Peddlers are unarmed, so of course you’ll need to help them now and again. The peddler at the Exon Academy train station, for example, is interested in acquiring the chitinous shell of a Giant Rust Mite, and will pay handsomely for the privilege.
(If you’ve managed to go all the way around and obtain the Giant Rust Mite shell before speaking to the peddler about his job, it’s also possible to instantly complete the quest by enquiring about the job he needs done and handing it straight over.)

Out in the wilderness around the Academy, a bandit by name of Ronkwer has been causing trouble. Before opening the gate for you, the guard gives you a warning about the bandit’s remote-controlled bots. Perhaps if you can smash a few up, you can find out where they’re coming from… and put an end to Ronkwer’s harassment of the locals. That must be worth a few quid, right? You just have to find where he’s hiding…

On your way to the Giant Rust Mite, you’ll likely run into more of Ronkwer’s handiwork. A local engineer who maintains a small solar power array has had his maintenance bots hacked, and his friend is trapped inside their warehouse. You can handle a few spiderbots, can’t you?

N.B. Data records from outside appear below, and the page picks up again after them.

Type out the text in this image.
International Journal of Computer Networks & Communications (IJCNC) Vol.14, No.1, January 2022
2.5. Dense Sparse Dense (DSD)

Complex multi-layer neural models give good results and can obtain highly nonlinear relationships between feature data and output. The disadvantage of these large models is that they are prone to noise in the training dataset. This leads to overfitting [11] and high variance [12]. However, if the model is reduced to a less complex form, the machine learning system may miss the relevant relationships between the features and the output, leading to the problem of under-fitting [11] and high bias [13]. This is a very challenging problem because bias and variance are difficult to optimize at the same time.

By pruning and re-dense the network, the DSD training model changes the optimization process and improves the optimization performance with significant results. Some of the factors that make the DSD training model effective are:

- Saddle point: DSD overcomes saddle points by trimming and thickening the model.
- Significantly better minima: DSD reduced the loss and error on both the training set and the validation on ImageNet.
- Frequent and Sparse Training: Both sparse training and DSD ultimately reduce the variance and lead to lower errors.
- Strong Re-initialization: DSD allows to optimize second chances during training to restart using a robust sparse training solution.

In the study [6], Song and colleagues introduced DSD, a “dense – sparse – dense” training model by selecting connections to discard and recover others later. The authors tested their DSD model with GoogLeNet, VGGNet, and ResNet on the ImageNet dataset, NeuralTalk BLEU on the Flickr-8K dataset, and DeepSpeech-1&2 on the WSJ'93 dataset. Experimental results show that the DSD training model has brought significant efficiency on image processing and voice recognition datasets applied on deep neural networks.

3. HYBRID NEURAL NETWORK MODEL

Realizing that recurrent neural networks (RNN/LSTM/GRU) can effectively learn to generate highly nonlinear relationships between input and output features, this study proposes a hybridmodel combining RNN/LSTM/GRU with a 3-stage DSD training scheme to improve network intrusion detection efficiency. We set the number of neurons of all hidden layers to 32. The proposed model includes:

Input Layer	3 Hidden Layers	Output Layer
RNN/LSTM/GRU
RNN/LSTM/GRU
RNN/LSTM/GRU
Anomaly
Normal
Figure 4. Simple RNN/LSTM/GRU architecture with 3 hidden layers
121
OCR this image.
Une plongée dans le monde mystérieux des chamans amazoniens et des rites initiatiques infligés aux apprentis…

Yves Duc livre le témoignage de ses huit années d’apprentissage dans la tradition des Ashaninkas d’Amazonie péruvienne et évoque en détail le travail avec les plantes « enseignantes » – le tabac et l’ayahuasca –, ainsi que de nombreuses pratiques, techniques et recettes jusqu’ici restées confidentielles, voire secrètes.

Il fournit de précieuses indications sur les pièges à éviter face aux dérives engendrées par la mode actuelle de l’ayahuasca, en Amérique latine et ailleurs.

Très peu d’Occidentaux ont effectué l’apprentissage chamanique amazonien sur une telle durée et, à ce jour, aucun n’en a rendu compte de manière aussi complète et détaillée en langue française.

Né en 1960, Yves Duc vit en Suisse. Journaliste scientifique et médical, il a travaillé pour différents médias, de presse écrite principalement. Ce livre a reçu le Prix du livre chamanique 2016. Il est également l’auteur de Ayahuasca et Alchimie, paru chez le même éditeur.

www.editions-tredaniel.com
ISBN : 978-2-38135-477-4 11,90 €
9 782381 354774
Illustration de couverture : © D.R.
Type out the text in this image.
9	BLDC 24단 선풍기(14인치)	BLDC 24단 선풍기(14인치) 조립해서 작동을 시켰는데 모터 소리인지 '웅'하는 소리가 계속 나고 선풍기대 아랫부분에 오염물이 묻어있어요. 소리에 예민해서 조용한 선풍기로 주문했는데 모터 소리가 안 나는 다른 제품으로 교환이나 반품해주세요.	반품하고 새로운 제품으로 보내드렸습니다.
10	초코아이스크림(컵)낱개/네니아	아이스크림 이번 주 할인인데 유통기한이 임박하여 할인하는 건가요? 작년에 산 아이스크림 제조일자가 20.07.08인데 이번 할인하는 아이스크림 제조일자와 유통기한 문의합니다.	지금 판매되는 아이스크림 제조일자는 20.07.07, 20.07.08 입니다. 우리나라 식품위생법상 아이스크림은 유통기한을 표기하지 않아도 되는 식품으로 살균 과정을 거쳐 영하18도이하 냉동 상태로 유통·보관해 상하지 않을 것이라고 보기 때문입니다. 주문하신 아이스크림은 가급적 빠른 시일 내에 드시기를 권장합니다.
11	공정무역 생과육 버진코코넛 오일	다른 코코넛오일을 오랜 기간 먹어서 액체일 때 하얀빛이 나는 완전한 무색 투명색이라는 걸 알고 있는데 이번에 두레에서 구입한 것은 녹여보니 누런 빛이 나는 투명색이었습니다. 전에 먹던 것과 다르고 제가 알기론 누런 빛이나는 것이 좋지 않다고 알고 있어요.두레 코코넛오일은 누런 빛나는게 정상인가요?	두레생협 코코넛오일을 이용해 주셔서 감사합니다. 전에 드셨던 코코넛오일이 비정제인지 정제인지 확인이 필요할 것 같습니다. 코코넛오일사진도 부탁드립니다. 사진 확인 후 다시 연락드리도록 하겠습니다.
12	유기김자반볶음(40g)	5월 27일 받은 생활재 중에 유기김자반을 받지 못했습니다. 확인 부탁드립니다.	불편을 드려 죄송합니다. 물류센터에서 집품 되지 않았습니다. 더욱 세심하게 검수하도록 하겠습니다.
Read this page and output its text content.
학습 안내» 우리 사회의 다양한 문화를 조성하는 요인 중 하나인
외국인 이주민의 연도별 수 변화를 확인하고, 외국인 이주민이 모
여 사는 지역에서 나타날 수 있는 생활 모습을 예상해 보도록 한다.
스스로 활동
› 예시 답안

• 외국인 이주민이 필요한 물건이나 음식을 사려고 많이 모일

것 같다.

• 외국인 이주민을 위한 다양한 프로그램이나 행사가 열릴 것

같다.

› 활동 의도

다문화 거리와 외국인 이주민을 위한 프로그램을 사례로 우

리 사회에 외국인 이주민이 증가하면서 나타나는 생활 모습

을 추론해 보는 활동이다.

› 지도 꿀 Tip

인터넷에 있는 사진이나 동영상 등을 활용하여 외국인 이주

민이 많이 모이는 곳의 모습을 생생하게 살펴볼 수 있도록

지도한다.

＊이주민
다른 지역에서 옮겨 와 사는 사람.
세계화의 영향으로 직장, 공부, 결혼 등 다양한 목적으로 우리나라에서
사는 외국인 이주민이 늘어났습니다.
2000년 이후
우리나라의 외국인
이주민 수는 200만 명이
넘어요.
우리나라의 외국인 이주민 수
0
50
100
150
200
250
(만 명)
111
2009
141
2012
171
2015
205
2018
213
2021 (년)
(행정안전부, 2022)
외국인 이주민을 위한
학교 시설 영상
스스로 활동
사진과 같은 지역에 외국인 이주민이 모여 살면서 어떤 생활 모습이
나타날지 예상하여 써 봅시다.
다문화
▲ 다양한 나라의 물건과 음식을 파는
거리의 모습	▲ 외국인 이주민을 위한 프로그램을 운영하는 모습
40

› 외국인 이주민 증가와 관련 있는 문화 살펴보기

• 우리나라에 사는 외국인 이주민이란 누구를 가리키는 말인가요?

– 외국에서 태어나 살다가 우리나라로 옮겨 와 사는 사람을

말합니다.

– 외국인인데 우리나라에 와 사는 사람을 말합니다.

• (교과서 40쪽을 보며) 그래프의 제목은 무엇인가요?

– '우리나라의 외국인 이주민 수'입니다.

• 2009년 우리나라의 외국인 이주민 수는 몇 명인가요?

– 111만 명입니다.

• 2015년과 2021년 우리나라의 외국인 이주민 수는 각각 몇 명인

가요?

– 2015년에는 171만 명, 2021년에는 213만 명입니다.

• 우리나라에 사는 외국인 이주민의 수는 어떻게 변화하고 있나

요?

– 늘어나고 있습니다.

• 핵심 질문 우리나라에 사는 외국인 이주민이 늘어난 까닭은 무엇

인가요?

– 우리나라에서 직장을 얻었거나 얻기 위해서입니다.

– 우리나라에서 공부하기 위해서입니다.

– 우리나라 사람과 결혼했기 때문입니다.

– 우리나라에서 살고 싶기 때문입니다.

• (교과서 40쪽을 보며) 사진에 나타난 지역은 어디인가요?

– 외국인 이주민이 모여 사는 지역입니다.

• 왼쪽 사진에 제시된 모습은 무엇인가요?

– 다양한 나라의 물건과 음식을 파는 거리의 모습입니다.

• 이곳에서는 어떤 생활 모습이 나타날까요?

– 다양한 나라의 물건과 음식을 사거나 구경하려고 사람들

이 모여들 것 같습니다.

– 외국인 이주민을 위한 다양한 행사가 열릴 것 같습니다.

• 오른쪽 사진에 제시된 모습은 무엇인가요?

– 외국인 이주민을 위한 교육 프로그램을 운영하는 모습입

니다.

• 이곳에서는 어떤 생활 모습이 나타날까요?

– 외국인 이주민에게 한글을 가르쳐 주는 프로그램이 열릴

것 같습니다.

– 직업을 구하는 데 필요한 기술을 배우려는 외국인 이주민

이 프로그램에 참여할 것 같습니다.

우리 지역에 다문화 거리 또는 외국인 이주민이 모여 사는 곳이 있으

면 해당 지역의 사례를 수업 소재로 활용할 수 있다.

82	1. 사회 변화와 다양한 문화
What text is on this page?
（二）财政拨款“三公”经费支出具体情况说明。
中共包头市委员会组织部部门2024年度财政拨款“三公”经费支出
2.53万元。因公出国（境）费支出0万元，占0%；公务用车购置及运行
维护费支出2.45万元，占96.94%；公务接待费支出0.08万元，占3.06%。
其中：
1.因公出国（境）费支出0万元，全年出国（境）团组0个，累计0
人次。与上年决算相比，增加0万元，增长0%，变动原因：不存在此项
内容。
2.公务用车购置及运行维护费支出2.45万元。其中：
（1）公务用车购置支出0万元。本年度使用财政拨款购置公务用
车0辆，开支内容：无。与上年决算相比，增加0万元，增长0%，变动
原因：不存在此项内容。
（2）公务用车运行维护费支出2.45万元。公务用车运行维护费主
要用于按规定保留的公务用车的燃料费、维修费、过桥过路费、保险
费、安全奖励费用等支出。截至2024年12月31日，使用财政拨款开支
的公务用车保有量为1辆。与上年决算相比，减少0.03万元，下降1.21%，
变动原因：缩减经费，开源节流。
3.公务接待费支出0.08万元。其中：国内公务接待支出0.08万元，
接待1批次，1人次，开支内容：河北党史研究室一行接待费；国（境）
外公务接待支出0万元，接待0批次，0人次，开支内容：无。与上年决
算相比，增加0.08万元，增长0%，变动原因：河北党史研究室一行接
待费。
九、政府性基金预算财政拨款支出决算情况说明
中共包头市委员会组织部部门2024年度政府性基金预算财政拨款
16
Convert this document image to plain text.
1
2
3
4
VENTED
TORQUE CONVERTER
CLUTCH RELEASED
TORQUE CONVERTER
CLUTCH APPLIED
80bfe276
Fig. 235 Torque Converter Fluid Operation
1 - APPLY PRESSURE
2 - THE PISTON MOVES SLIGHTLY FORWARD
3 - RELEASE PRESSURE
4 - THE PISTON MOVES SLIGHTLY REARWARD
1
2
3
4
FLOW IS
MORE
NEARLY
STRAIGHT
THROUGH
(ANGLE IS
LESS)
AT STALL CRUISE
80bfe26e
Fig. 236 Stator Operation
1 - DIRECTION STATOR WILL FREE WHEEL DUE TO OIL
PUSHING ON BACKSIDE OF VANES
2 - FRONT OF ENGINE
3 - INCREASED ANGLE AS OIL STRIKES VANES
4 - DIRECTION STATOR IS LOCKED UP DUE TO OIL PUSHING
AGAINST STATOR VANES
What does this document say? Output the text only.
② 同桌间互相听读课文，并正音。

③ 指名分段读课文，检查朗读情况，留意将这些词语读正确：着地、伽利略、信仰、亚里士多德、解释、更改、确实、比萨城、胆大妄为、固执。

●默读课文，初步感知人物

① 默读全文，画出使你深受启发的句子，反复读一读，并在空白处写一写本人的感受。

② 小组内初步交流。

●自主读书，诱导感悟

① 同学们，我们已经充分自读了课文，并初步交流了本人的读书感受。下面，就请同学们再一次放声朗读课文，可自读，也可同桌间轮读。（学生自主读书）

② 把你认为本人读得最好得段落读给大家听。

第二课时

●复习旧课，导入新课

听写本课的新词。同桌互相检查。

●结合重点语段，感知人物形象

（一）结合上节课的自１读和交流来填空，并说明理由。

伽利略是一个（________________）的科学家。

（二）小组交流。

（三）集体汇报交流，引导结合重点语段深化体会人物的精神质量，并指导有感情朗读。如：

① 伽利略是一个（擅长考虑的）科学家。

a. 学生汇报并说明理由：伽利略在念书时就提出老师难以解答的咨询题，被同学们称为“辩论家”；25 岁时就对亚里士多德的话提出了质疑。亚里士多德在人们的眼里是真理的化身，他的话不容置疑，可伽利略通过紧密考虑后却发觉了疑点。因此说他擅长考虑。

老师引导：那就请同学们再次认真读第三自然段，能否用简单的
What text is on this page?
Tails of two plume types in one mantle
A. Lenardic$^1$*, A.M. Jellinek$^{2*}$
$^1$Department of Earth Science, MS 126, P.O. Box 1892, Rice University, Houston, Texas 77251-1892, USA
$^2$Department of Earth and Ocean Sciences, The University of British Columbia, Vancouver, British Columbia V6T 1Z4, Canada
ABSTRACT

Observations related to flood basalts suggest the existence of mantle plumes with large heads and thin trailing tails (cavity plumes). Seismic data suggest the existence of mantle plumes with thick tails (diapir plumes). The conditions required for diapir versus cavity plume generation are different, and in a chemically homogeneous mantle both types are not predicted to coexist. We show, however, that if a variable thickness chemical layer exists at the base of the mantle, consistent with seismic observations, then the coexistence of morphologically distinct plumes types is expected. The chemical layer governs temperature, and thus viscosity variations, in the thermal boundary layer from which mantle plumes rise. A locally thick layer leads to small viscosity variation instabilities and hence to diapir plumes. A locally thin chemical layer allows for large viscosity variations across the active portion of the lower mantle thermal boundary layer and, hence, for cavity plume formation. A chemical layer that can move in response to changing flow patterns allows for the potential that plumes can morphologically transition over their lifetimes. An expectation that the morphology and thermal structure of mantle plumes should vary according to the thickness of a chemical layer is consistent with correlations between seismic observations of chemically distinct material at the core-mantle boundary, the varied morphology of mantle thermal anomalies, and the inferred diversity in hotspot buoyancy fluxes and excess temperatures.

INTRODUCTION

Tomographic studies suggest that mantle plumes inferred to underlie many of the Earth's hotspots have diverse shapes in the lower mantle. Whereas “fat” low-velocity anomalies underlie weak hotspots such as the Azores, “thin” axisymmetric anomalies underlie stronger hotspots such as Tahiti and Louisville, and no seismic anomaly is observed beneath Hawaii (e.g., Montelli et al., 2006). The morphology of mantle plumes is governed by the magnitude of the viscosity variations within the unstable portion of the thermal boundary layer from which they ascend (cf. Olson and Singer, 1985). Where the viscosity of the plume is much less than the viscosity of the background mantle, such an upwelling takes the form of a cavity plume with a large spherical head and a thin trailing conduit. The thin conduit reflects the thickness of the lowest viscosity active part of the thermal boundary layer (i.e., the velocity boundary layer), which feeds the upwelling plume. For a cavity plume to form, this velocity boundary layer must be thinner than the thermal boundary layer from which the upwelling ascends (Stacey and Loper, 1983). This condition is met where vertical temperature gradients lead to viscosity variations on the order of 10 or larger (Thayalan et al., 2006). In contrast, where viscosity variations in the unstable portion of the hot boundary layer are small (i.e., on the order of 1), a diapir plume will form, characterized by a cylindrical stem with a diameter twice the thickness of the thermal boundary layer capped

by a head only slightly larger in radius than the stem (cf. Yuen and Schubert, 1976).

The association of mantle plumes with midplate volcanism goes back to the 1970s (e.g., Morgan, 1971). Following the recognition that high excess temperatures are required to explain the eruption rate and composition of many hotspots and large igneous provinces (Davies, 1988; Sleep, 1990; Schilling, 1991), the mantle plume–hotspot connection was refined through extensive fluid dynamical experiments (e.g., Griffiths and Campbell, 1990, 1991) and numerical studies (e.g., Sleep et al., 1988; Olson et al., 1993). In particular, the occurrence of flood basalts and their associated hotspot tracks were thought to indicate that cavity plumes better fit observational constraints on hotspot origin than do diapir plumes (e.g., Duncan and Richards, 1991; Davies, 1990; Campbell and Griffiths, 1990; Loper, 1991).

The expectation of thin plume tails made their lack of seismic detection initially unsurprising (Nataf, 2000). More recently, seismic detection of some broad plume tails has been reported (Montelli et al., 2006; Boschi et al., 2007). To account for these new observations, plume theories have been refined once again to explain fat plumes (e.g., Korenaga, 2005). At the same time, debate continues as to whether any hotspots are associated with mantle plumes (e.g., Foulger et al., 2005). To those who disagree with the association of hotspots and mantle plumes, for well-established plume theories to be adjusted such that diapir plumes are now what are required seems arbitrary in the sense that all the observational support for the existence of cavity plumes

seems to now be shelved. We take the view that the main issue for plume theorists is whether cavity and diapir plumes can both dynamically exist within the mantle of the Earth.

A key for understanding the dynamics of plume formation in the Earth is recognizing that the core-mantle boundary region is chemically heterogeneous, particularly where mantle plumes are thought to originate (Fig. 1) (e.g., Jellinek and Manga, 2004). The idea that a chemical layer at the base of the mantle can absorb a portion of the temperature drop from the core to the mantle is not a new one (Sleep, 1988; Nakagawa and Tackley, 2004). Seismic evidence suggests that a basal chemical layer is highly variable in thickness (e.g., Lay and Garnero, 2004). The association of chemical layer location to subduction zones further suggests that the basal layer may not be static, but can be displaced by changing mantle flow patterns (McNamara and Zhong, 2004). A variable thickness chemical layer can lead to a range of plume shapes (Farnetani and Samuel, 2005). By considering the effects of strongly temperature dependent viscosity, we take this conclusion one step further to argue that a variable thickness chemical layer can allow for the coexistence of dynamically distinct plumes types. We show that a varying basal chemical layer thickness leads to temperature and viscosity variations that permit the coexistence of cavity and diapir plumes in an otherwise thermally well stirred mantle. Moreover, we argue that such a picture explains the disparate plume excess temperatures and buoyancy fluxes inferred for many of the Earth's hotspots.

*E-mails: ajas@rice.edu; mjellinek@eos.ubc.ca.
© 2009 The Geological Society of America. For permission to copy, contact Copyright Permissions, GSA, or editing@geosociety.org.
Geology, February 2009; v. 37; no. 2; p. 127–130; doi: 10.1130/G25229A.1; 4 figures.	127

All of this is constructed in Unity, with my trigger system. I’ve built a handful of actions and conditions — checks for whether you are carrying an item of a desired type, actions to reward you with money — and chained them together entirely in the editor. Conversation nodes fire off triggers that add quests, while events like killing a unit or acquiring an item update the quests and prime the conversations to start with the appropriate text. And all without a single giant yellow exclamation mark in sight!
There are only two major screens left to develop — the Datavault, which will hold information you’ve discovered about vehicles, animals, corporations and whatnot (don’t worry, the lore will be accompanied by damage bonuses), and the Repair screen, which will allow some merchants to restore your equipment to pristine condition. But with some firm quests in place, it does seem that I have finally built… an actual game. Exciting!